The youngest of seven, Alphie was the last to leave Limerick, and left with his mother Angela, now immortalised in his brother's first memoir, Angela's Ashes, which won the Pulitzer Prize.

“It was very difficult breaking away,” he recalled in an interview with the Limerick Leader in 2010, especially as there was a polite understanding with his mother that he would come back.

“But I knew I wouldn’t come back. She eventually settled in New York and it was Okay [for her], just Okay, never good. If you’re going to New York, you have to go at a young age, 19 or 20. Going away from Limerick at that time was par for the course. Just about everybody I knew left, except people who had family businesses or something. Our situation would have been enormously different if we had a piece of land.

"We were pretty much first generation in Limerick. We didn’t have the close connections that other people had.
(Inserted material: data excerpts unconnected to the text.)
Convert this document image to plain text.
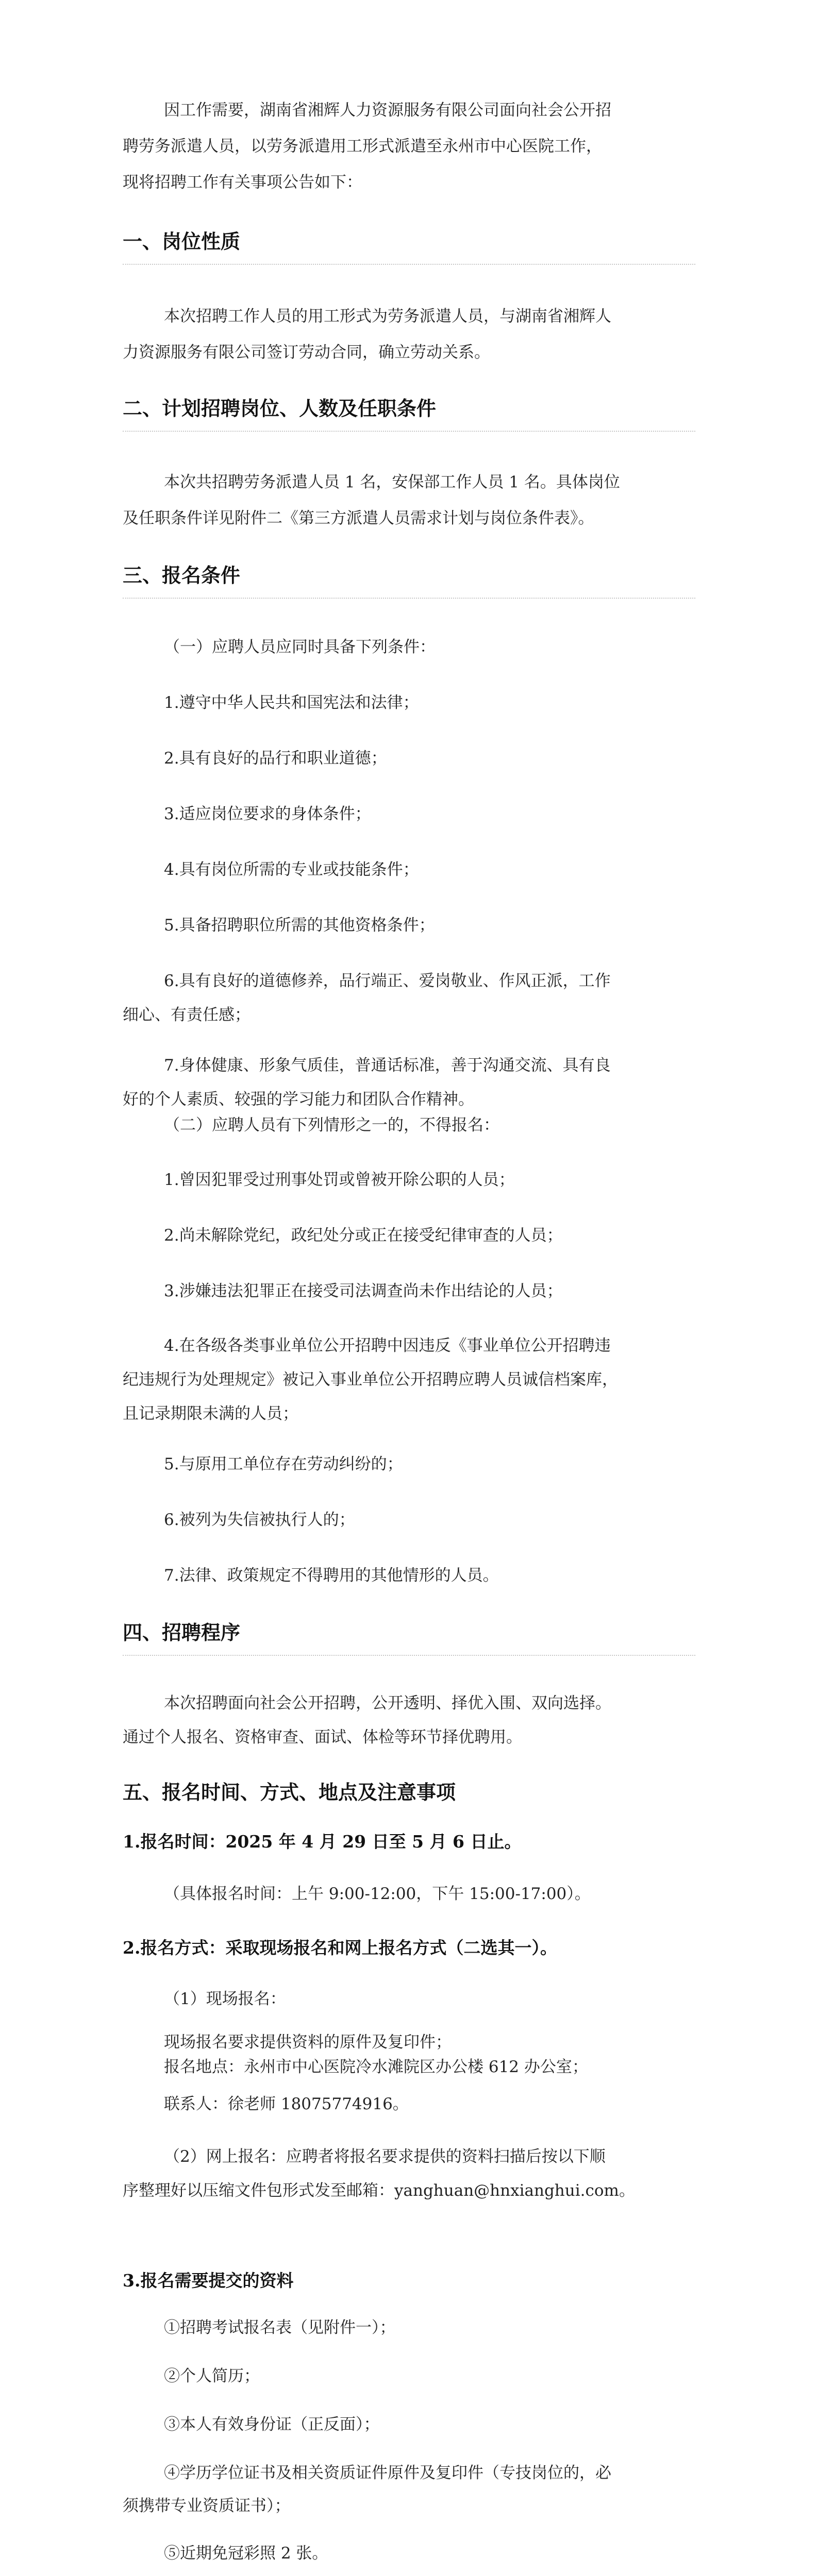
因工作需要，湖南省湘辉人力资源服务有限公司面向社会公开招
聘劳务派遣人员，以劳务派遣用工形式派遣至永州市中心医院工作，
现将招聘工作有关事项公告如下：
一、岗位性质
本次招聘工作人员的用工形式为劳务派遣人员，与湖南省湘辉人
力资源服务有限公司签订劳动合同，确立劳动关系。
二、计划招聘岗位、人数及任职条件
本次共招聘劳务派遣人员 1 名，安保部工作人员 1 名。具体岗位
及任职条件详见附件二《第三方派遣人员需求计划与岗位条件表》。
三、报名条件
（一）应聘人员应同时具备下列条件：
1.遵守中华人民共和国宪法和法律；
2.具有良好的品行和职业道德；
3.适应岗位要求的身体条件；
4.具有岗位所需的专业或技能条件；
5.具备招聘职位所需的其他资格条件；
6.具有良好的道德修养，品行端正、爱岗敬业、作风正派，工作
细心、有责任感；
7.身体健康、形象气质佳，普通话标准，善于沟通交流、具有良
好的个人素质、较强的学习能力和团队合作精神。
（二）应聘人员有下列情形之一的，不得报名：
1.曾因犯罪受过刑事处罚或曾被开除公职的人员；
2.尚未解除党纪，政纪处分或正在接受纪律审查的人员；
3.涉嫌违法犯罪正在接受司法调查尚未作出结论的人员；
4.在各级各类事业单位公开招聘中因违反《事业单位公开招聘违
纪违规行为处理规定》被记入事业单位公开招聘应聘人员诚信档案库，
且记录期限未满的人员；
5.与原用工单位存在劳动纠纷的；
6.被列为失信被执行人的；
7.法律、政策规定不得聘用的其他情形的人员。
四、招聘程序
本次招聘面向社会公开招聘，公开透明、择优入围、双向选择。
通过个人报名、资格审查、面试、体检等环节择优聘用。
五、报名时间、方式、地点及注意事项
1.报名时间：2025 年 4 月 29 日至 5 月 6 日止。
（具体报名时间：上午 9:00-12:00，下午 15:00-17:00）。
2.报名方式：采取现场报名和网上报名方式（二选其一）。
（1）现场报名：
现场报名要求提供资料的原件及复印件；
报名地点：永州市中心医院冷水滩院区办公楼 612 办公室；
联系人：徐老师 18075774916。
（2）网上报名：应聘者将报名要求提供的资料扫描后按以下顺
序整理好以压缩文件包形式发至邮箱：yanghuan@hnxianghui.com。
3.报名需要提交的资料
①招聘考试报名表（见附件一）；
②个人简历；
③本人有效身份证（正反面）；
④学历学位证书及相关资质证件原件及复印件（专技岗位的，必
须携带专业资质证书）；
⑤近期免冠彩照 2 张。
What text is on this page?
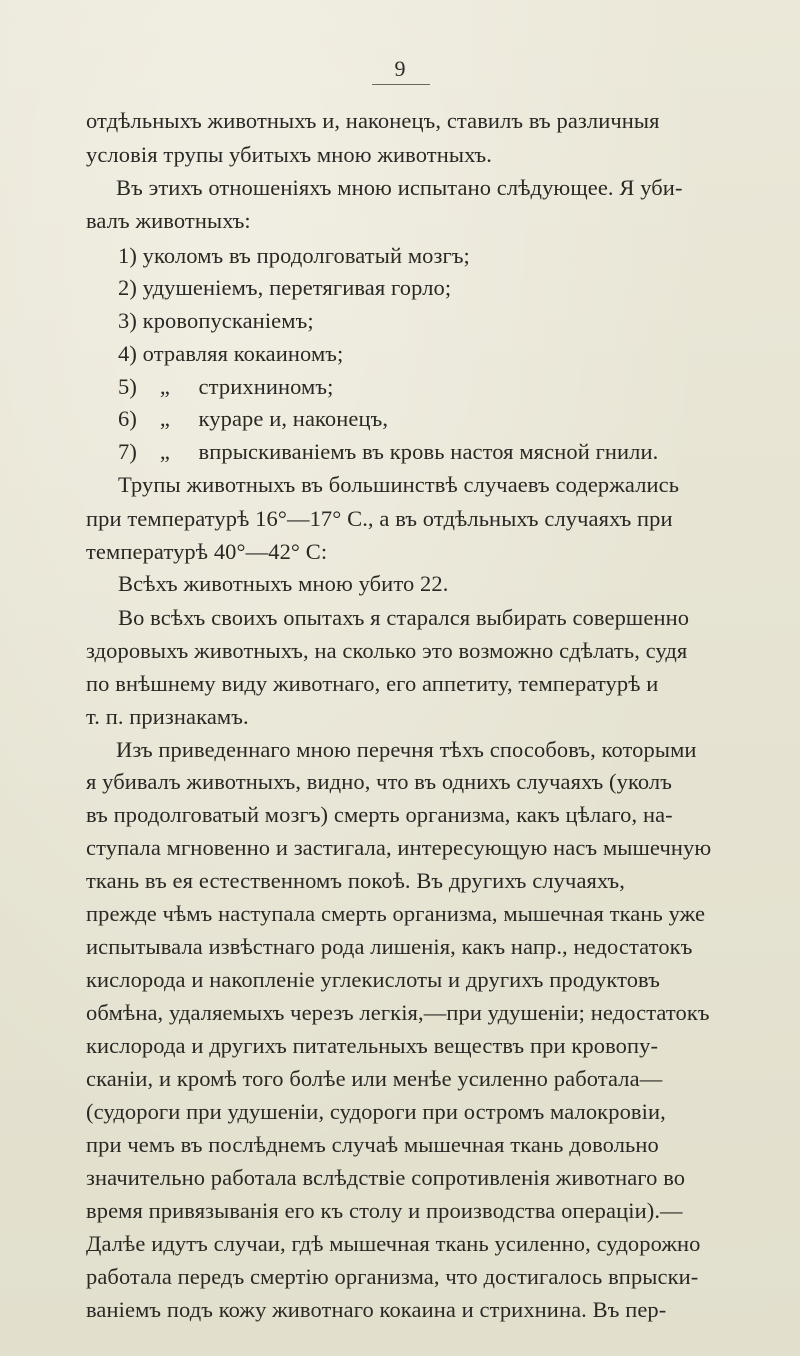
9
отдѣльныхъ животныхъ и, наконецъ, ставилъ въ различныя
условія трупы убитыхъ мною животныхъ.
Въ этихъ отношеніяхъ мною испытано слѣдующее. Я уби-
валъ животныхъ:
1) уколомъ въ продолговатый мозгъ;
2) удушеніемъ, перетягивая горло;
3) кровопусканіемъ;
4) отравляя кокаиномъ;
5)    „     стрихниномъ;
6)    „     кураре и, наконецъ,
7)    „     впрыскиваніемъ въ кровь настоя мясной гнили.
Трупы животныхъ въ большинствѣ случаевъ содержались
при температурѣ 16°—17° С., а въ отдѣльныхъ случаяхъ при
температурѣ 40°—42° С:
Всѣхъ животныхъ мною убито 22.
Во всѣхъ своихъ опытахъ я старался выбирать совершенно
здоровыхъ животныхъ, на сколько это возможно сдѣлать, судя
по внѣшнему виду животнаго, его аппетиту, температурѣ и
т. п. признакамъ.
Изъ приведеннаго мною перечня тѣхъ способовъ, которыми
я убивалъ животныхъ, видно, что въ однихъ случаяхъ (уколъ
въ продолговатый мозгъ) смерть организма, какъ цѣлаго, на-
ступала мгновенно и застигала, интересующую насъ мышечную
ткань въ ея естественномъ покоѣ. Въ другихъ случаяхъ,
прежде чѣмъ наступала смерть организма, мышечная ткань уже
испытывала извѣстнаго рода лишенія, какъ напр., недостатокъ
кислорода и накопленіе углекислоты и другихъ продуктовъ
обмѣна, удаляемыхъ черезъ легкія,—при удушеніи; недостатокъ
кислорода и другихъ питательныхъ веществъ при кровопу-
сканіи, и кромѣ того болѣе или менѣе усиленно работала—
(судороги при удушеніи, судороги при остромъ малокровіи,
при чемъ въ послѣднемъ случаѣ мышечная ткань довольно
значительно работала вслѣдствіе сопротивленія животнаго во
время привязыванія его къ столу и производства операціи).—
Далѣе идутъ случаи, гдѣ мышечная ткань усиленно, судорожно
работала передъ смертію организма, что достигалось впрыски-
ваніемъ подъ кожу животнаго кокаина и стрихнина. Въ пер-
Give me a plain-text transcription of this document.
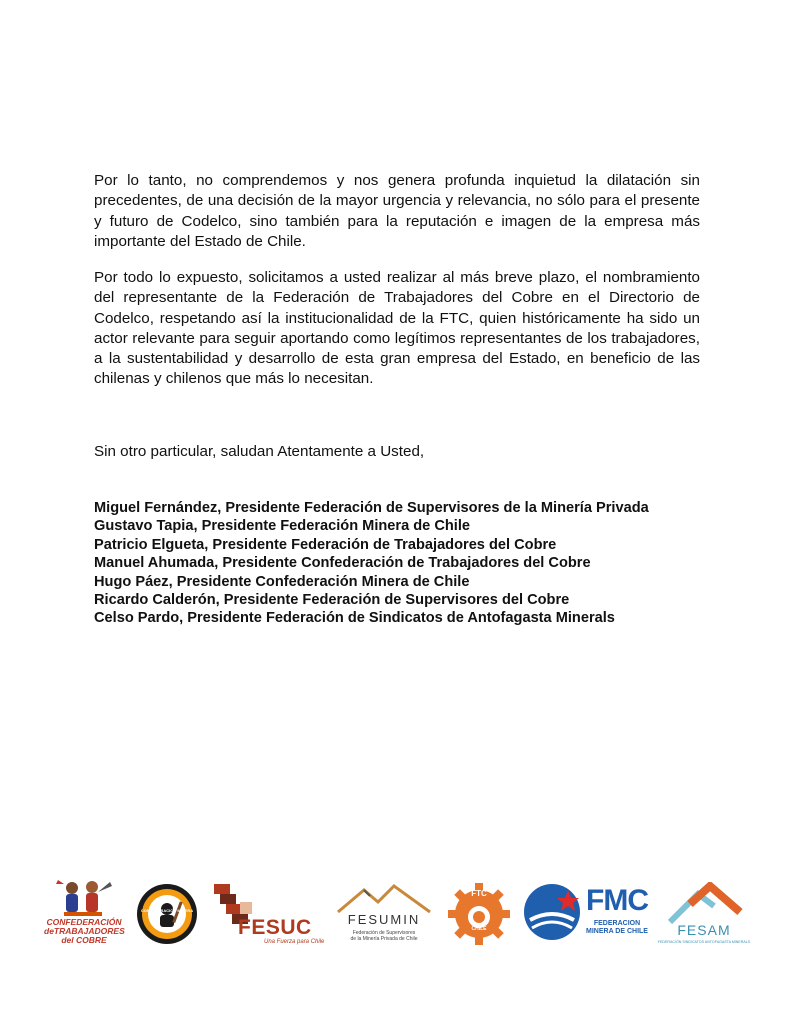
Por lo tanto, no comprendemos y nos genera profunda inquietud la dilatación sin precedentes, de una decisión de la mayor urgencia y relevancia, no sólo para el presente y futuro de Codelco, sino también para la reputación e imagen de la empresa más importante del Estado de Chile.

Por todo lo expuesto, solicitamos a usted realizar al más breve plazo, el nombramiento del representante de la Federación de Trabajadores del Cobre en el Directorio de Codelco, respetando así la institucionalidad de la FTC, quien históricamente ha sido un actor relevante para seguir aportando como legítimos representantes de los trabajadores, a la sustentabilidad y desarrollo de esta gran empresa del Estado, en beneficio de las chilenas y chilenos que más lo necesitan.

Sin otro particular, saludan Atentamente a Usted,

Miguel Fernández, Presidente Federación de Supervisores de la Minería Privada
Gustavo Tapia, Presidente Federación Minera de Chile
Patricio Elgueta, Presidente Federación de Trabajadores del Cobre
Manuel Ahumada, Presidente Confederación de Trabajadores del Cobre
Hugo Páez, Presidente Confederación Minera de Chile
Ricardo Calderón, Presidente Federación de Supervisores del Cobre
Celso Pardo, Presidente Federación de Sindicatos de Antofagasta Minerals
CONFEDERACIÓN
deTRABAJADORES
del COBRE
CONFEDERACIÓN MINERA
FESUC
Una Fuerza para Chile
FESUMIN
Federación de Supervisores
de la Minería Privada de Chile
FTC
CHILE
FMC
FEDERACION
MINERA DE CHILE	FESAM
FEDERACIÓN SINDICATOS ANTOFAGASTA MINERALS
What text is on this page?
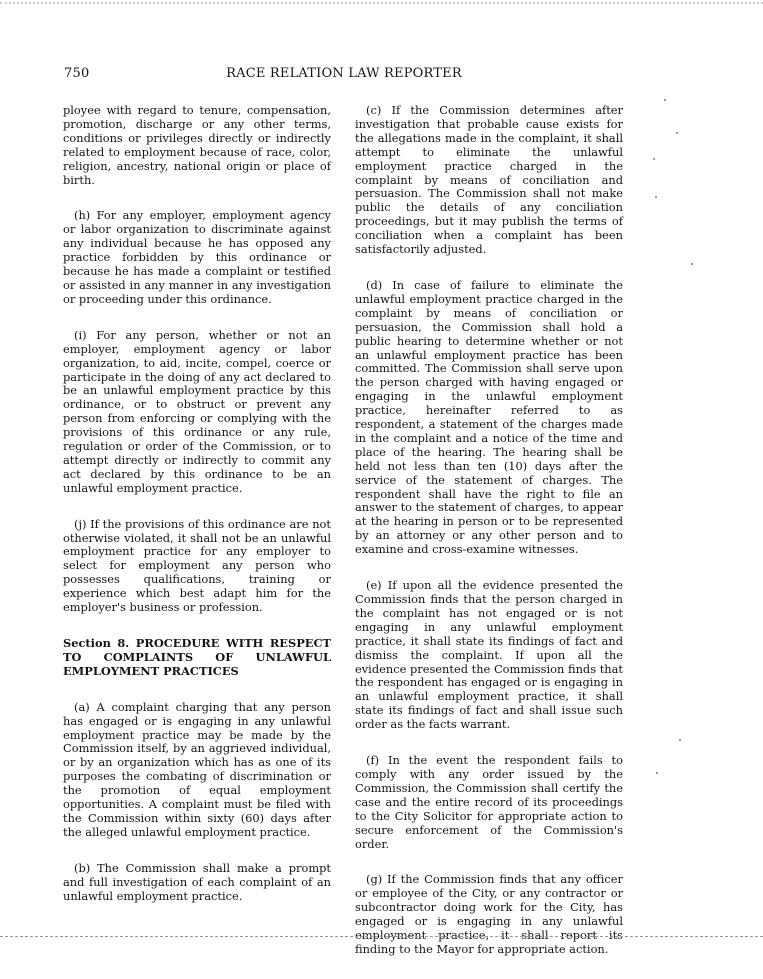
750	RACE RELATION LAW REPORTER

ployee with regard to tenure, compensation, promotion, discharge or any other terms, conditions or privileges directly or indirectly related to employment because of race, color, religion, ancestry, national origin or place of birth.

(h) For any employer, employment agency or labor organization to discriminate against any individual because he has opposed any practice forbidden by this ordinance or because he has made a complaint or testified or assisted in any manner in any investigation or proceeding under this ordinance.

(i) For any person, whether or not an employer, employment agency or labor organization, to aid, incite, compel, coerce or participate in the doing of any act declared to be an unlawful employment practice by this ordinance, or to obstruct or prevent any person from enforcing or complying with the provisions of this ordinance or any rule, regulation or order of the Commission, or to attempt directly or indirectly to commit any act declared by this ordinance to be an unlawful employment practice.

(j) If the provisions of this ordinance are not otherwise violated, it shall not be an unlawful employment practice for any employer to select for employment any person who possesses qualifications, training or experience which best adapt him for the employer's business or profession.

Section 8. PROCEDURE WITH RESPECT TO COMPLAINTS OF UNLAWFUL EMPLOYMENT PRACTICES

(a) A complaint charging that any person has engaged or is engaging in any unlawful employment practice may be made by the Commission itself, by an aggrieved individual, or by an organization which has as one of its purposes the combating of discrimination or the promotion of equal employment opportunities. A complaint must be filed with the Commission within sixty (60) days after the alleged unlawful employment practice.

(b) The Commission shall make a prompt and full investigation of each complaint of an unlawful employment practice.

(c) If the Commission determines after investigation that probable cause exists for the allegations made in the complaint, it shall attempt to eliminate the unlawful employment practice charged in the complaint by means of conciliation and persuasion. The Commission shall not make public the details of any conciliation proceedings, but it may publish the terms of conciliation when a complaint has been satisfactorily adjusted.

(d) In case of failure to eliminate the unlawful employment practice charged in the complaint by means of conciliation or persuasion, the Commission shall hold a public hearing to determine whether or not an unlawful employment practice has been committed. The Commission shall serve upon the person charged with having engaged or engaging in the unlawful employment practice, hereinafter referred to as respondent, a statement of the charges made in the complaint and a notice of the time and place of the hearing. The hearing shall be held not less than ten (10) days after the service of the statement of charges. The respondent shall have the right to file an answer to the statement of charges, to appear at the hearing in person or to be represented by an attorney or any other person and to examine and cross-examine witnesses.

(e) If upon all the evidence presented the Commission finds that the person charged in the complaint has not engaged or is not engaging in any unlawful employment practice, it shall state its findings of fact and dismiss the complaint. If upon all the evidence presented the Commission finds that the respondent has engaged or is engaging in an unlawful employment practice, it shall state its findings of fact and shall issue such order as the facts warrant.

(f) In the event the respondent fails to comply with any order issued by the Commission, the Commission shall certify the case and the entire record of its proceedings to the City Solicitor for appropriate action to secure enforcement of the Commission's order.

(g) If the Commission finds that any officer or employee of the City, or any contractor or subcontractor doing work for the City, has engaged or is engaging in any unlawful employment practice, it shall report its finding to the Mayor for appropriate action.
I always felt a little bit one step removed.”

He also spoke about death in that interview.

“When we were landing in Dublin [Airport] I had a touch of it [nostalgia], because I began to realise all the people who aren’t here. All the time that has passed. I don’t want to get too deeply into that, but we’re here today and we’re gone tomorrow. We had our good times, enjoyed each other and made the most of each other. We’re all passing on through.”

A celebrated writer, his works have appeared in the Washington Post, and the Villager (New York), and in 2009, he published his own memoirs, entitled A Long Stone’s Throw in 2008, joking that he didn't want to be just a footnote in his family's history.

Frank published his trio of memoirs - selling more than 10 million copies to date -  and a children’s book, Malachy followed with a further two memoirs, and Alphie then succumbed to the repeated queries of “When is your book coming out?” and wrote is own version of history, which has since been reprinted.

“I felt I should tell my part of it because my experience was very different from my brothers. Somebody asked me that before and I said ‘So I would not be a footnote in the history of my own family!”

Last September, his brother, Michael, a much loved bar-tender, passed away in San Francisco aged 79. 

Quieter in nature than his older brothers, Alphie described his older siblings as "heavyweights".

“Maybe it’s in the nature of things that when you’re the youngest brother you tend to be quieter in the company of your big brothers. I don’t know if it’s typical...I think it probably is, especially when you’ve had such heavyweights as I’ve had to deal with. They were men of accomplishments; men of large, large vision. But they always encouraged me, and I had a particular understanding with Frank. And I think we had a respect for each other.”

He is predeceased by his siblings Frank, Michael, Oliver, Eugene and sister Margaret, and survived by brother Malachy, wife Lyn and daughter Alison.

Funeral arrangements have yet to be announced.